(a) [tex]18.4^{\circ}[/tex]
We know that the horizontal distance travelled by the arrow is
d = 75.0 m
We also know that the horizontal range of a projectile is given by
[tex]d=\frac{v^2}{g} sin 2\theta[/tex]
where
v is the speed of the projectile
g = 9.8 m/s^2 is the acceleration of gravity
[tex]\theta[/tex] is the angle of the projectile
Here we have
v = 35.0 m/s
Substituting into the equation and solving for [tex]\theta[/tex], we find
[tex]\theta=\frac{1}{2}sin^{-1} (\frac{dg}{v^2})=\frac{1}{2}sin^{-1} (\frac{(75.0 m)(9.8 m/s^2)}{(35.0 m/s)^2})=18.4^{\circ}[/tex]
(b) 6.2 m
In order to answer this part of the problem, we have to calculate what is the maximum height reached by the projectile in its trajectory.
First of all, we can calculate the vertical component of the velocity, which is given by:
[tex]u_y = u sin \theta = (35.0 m/s) sin 18.4^{\circ} = 11.0 m/s[/tex]
The motion along the vertical direction is a uniformly accelerated motion with constant acceleration
g = -9.8 m/s^2
(negative since it points downward).

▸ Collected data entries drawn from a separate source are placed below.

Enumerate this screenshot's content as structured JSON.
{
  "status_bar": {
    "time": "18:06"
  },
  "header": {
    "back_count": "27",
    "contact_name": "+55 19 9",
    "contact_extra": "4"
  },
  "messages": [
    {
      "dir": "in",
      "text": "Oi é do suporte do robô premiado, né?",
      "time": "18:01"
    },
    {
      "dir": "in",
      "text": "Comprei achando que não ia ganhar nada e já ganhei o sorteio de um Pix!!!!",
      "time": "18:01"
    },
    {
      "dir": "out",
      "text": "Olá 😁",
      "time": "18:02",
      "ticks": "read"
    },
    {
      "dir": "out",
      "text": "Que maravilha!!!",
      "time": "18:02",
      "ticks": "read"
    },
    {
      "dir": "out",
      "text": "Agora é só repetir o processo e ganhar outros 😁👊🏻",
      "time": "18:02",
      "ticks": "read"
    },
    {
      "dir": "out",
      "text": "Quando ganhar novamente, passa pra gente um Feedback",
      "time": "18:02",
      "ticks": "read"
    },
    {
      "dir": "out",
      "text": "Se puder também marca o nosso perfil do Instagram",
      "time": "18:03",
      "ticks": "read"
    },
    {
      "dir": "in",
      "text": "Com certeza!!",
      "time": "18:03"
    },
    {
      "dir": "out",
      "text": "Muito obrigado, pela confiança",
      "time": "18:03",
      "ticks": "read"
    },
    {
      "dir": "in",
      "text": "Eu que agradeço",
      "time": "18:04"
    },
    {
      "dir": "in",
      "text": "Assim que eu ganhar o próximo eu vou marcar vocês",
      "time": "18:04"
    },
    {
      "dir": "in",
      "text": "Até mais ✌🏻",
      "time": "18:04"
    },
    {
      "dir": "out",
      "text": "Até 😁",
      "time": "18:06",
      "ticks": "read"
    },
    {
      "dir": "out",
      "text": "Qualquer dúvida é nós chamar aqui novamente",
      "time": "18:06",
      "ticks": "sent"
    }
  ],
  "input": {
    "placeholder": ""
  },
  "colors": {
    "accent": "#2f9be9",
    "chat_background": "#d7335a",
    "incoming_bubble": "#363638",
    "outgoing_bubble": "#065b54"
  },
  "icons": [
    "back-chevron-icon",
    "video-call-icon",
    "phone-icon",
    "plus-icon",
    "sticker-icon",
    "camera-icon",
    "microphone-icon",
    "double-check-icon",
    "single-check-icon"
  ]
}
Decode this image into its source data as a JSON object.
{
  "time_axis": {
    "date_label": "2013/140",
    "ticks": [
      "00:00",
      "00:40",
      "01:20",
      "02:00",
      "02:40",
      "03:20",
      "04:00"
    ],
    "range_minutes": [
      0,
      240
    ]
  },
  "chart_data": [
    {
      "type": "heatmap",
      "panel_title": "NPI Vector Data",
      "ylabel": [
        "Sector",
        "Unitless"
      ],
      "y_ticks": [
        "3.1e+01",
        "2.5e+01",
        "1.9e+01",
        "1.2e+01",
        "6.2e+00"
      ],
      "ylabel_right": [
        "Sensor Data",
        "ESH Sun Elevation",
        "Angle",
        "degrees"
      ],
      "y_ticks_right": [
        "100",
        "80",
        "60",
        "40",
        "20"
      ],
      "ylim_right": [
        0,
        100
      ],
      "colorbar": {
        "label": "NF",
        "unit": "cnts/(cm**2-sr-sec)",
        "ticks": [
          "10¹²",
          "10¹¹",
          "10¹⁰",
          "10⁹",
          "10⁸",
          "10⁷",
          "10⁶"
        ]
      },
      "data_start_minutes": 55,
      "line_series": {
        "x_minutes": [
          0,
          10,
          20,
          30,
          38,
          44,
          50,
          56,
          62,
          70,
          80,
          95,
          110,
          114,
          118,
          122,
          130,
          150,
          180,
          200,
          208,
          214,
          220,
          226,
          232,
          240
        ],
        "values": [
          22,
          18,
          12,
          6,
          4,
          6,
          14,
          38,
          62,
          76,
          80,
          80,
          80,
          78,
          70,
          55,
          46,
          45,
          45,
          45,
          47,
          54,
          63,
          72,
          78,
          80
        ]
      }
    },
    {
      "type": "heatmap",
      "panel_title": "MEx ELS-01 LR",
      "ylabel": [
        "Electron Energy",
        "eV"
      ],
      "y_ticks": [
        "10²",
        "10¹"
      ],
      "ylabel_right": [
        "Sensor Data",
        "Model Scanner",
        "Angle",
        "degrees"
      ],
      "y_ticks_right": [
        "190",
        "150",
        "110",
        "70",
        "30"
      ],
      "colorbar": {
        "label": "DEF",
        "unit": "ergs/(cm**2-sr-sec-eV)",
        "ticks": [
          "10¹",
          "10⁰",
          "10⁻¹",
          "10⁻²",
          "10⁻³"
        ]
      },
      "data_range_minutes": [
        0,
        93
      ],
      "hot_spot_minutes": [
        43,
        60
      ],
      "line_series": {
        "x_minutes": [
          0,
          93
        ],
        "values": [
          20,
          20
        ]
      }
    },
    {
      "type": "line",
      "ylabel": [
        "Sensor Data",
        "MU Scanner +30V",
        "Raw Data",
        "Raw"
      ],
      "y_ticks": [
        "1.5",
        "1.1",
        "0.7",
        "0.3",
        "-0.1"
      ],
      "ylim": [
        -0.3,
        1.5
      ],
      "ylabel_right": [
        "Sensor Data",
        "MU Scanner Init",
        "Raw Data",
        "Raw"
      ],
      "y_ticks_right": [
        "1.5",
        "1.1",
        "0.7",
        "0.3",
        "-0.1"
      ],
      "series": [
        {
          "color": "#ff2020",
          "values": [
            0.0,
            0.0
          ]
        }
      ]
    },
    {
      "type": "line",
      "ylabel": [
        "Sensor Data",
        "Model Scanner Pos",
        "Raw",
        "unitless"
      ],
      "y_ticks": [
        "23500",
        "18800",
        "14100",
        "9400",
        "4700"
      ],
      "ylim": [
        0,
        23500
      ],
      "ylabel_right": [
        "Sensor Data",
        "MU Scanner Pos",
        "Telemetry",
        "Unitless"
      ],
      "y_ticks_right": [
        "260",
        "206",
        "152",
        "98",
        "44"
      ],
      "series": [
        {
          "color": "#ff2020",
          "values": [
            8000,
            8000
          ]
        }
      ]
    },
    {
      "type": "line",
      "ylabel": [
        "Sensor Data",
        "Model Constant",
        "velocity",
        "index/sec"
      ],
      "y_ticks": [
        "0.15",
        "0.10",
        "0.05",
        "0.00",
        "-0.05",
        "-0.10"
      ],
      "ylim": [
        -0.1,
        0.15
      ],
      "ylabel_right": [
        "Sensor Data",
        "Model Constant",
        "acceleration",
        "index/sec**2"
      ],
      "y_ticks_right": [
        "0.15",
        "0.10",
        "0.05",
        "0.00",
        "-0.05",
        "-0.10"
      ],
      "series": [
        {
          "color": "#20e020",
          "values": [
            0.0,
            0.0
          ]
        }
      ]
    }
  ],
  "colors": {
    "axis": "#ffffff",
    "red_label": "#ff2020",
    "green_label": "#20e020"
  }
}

So we can write
[tex]v_y^2 - u_y^2 = 2gh[/tex]
where
[tex]v_y = 0[/tex] is the vertical velocity at the point of maximum height
h is the maximum height
Solving for h, we find
[tex]h=\frac{v_y^2 - u_y^2}{2g}=\frac{0-(11.0 m/s)^2}{2(-9.8 m/s^2)}=6.2 m[/tex]
Therefore, the arrow will go over the branch (which is located 3.50 m above the ground).